Likewise, Kyra Schaefer, founder of As You Wish Publishing, a business dedicated to making book publishing accessible for aspiring authors, had a sales problem: she was undervaluing and underpricing her offering.
She recalls: “I would adjust my price based on how I felt the sales conversation was going. It came from a lack of confidence which showed up time and again. This lack of confidence resulted in me underpricing my service, which led to customers undervaluing my service, my time and my energy.”
What did she do? “I did something so simple it was ridiculous. I shut up. Yes, once I asked for the sale, I shut my mouth. The silence gave my customer time to evaluate their options and think of questions. I would answer their follow-up questions but wouldn’t lower my price.”
Schaefer credits this simple strategy with taking her small company from barely getting by to turning over six figures a year.
After experiencing 192% growth in three years, marketing agency SmartBug Media–a 100% remote business employing nearly 80 staff in 28 states–struggled to streamline processes as it scaled.

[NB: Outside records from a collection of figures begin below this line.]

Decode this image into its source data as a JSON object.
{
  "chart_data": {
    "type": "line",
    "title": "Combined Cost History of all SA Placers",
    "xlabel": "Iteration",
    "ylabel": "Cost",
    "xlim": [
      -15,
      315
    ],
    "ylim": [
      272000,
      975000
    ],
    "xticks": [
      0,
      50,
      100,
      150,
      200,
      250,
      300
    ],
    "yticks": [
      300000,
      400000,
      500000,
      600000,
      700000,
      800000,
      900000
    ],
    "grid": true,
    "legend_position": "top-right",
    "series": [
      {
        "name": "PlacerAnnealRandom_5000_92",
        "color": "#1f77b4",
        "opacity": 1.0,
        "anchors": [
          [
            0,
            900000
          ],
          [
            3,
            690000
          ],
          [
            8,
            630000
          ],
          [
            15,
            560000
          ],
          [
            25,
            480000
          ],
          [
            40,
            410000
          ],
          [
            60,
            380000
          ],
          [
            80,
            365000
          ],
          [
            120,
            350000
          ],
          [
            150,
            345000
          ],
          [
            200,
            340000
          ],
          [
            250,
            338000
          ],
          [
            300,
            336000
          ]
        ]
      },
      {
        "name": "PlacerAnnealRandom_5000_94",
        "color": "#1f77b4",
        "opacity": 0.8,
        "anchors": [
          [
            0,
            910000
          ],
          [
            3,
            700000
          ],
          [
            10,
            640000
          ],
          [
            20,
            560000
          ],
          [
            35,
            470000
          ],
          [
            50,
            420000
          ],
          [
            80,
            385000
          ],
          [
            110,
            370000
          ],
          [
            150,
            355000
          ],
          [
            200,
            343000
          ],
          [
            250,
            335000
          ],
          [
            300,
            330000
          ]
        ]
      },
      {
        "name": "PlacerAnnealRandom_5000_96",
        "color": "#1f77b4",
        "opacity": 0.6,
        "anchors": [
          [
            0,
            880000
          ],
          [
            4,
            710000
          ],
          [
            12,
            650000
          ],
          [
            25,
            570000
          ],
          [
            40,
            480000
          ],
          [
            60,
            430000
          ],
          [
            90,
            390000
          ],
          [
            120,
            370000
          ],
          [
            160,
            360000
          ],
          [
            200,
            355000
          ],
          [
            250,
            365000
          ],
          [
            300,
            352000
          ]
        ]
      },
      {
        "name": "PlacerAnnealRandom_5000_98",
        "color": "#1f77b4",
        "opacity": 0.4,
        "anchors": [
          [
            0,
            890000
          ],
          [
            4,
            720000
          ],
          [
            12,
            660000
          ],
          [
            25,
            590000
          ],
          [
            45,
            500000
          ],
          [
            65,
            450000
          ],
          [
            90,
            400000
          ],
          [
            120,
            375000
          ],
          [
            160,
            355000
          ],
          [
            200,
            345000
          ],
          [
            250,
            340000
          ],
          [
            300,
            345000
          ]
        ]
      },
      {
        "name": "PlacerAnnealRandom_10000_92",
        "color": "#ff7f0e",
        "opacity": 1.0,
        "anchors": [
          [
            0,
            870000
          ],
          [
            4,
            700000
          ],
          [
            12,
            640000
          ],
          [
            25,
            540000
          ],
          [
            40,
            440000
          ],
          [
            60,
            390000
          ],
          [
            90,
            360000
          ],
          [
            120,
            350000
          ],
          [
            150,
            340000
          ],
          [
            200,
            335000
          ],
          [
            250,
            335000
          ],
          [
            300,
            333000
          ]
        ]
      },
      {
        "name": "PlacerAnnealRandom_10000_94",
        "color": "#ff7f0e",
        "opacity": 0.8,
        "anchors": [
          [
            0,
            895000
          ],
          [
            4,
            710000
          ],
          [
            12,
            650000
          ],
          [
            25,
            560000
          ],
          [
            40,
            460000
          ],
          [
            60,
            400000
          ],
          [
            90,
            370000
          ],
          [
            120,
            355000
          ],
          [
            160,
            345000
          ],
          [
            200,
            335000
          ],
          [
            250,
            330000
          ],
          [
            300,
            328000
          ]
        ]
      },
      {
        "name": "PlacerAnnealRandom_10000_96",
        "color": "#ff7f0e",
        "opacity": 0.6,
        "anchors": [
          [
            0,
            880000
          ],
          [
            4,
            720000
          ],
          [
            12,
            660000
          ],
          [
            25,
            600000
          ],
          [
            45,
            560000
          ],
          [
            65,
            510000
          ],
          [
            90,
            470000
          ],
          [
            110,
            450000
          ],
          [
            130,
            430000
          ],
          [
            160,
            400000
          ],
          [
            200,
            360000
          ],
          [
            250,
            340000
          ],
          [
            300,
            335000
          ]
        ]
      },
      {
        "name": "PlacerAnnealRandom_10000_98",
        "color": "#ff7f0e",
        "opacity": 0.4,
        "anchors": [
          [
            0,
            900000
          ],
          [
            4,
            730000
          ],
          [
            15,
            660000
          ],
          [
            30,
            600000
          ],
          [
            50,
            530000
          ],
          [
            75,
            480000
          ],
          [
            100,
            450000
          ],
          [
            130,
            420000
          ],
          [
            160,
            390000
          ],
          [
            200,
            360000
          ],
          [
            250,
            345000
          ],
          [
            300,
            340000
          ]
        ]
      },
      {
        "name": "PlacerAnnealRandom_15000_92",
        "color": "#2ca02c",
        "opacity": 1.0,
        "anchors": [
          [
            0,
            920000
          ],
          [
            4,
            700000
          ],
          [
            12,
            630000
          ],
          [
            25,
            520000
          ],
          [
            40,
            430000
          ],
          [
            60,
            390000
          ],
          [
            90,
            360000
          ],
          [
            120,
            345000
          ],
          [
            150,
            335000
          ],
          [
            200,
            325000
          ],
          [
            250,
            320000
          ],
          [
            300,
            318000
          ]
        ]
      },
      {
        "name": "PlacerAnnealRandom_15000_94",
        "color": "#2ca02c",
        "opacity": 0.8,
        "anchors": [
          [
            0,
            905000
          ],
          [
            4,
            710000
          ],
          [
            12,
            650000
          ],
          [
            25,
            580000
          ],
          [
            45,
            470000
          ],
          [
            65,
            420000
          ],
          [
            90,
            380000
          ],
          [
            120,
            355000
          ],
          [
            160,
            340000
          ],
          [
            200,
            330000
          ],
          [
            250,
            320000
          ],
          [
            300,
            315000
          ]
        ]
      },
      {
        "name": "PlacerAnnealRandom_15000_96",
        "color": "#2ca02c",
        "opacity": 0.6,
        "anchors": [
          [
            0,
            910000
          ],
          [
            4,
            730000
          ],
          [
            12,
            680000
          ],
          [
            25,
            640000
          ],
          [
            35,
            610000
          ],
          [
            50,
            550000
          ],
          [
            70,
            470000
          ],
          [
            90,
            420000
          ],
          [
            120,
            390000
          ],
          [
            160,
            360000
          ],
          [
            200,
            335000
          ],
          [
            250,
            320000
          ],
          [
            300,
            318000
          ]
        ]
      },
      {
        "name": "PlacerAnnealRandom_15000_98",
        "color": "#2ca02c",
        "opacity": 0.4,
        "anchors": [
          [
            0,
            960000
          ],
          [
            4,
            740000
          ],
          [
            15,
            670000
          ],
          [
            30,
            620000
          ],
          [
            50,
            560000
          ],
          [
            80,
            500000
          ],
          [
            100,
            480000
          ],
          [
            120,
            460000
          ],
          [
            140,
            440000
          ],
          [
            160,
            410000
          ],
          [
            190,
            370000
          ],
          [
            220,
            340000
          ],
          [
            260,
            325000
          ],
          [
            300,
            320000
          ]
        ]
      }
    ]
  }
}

CEO Ryan Malone figured the best people to help were those actually following the processes, so he started a habit of calling five or six members of his team each week and asking: “If you were me, what would you do to make this business healthier, better and more efficient?”
He says: “That one simple question, which is asked to people at all levels of our company, has generated hundreds of ideas that we are evaluating and implementing to improve the company culture and client services. It has also allowed me to build trust and forge deeper relationships with each of my employees. We’ve seen an immensely positive impact on the health of our company–happier people and happier customers–in just a few months.”
Think about the tiny changes you’ve made in your business that have had a really big impact on usability, referrals, sales, or culture. It’s likely they involved a fresh approach and some creativity and quite unlikely they involved hours of hard labor.
This agile approach of implementing tiny powerful changes without delay is far more effective than what many entrepreneurs who don’t know what to do default to: working longer hours, and burning out.